Successful downstaging of hepatocellular carcinoma with yttrium-90 HAT has been described previously.11,12 Our group has reported on the safety of hepatic resection after yttrium-90 radioembolization for colorectal liver metastases.2 These data expand upon prior analyses to further demonstrate the safety of hepatic resection after HAT with either yttrium-90 or drug-eluting beads in multiple disease histologies. There are limitations to this analysis, related to its retrospective nature, selection bias and the relatively small sample size in the pre-HAT group. However, to our knowledge, this comprises the largest analysis of patients undergoing HAT followed by resection reported to date.

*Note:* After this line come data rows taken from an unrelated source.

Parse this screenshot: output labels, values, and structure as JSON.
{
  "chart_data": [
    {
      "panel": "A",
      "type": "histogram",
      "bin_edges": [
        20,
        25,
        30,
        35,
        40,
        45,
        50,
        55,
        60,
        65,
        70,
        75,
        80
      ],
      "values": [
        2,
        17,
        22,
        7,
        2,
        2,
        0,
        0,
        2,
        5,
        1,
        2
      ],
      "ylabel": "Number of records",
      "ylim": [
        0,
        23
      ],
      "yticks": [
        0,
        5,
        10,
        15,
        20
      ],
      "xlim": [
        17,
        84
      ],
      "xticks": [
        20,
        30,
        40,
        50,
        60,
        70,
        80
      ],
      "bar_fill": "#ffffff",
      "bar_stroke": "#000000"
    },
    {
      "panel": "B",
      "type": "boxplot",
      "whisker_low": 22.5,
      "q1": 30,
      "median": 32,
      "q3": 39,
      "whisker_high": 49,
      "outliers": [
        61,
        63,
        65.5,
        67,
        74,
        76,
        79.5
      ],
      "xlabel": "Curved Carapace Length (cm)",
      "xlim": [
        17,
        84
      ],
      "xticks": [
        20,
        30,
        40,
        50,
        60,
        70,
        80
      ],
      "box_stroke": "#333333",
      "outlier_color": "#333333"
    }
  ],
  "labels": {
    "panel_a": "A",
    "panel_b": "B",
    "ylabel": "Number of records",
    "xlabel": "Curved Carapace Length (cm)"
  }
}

Judicious selection of candidates for hepatic resection after HAT is critical to ensure patient safety and to maximize the potential for oncological benefit in this challenging patient population. This requires careful consideration of tumour biology (response to treatment, disease histology and progression-free interval), patient comorbidities and functional status, tumour distribution, hepatic anatomy and estimation of hepatic reserve. While this study has demonstrated a favourable safety profile in this cohort of patients undergoing pre-operative hepatic arterial therapy, further study is warranted to quantify the survival benefit associated with this novel approach.

Conflicts of interest

Robert C.G. Martin is a consultant for Biocompatibles. Partial research support was received from an unrestricted education grant from Biocompatibles.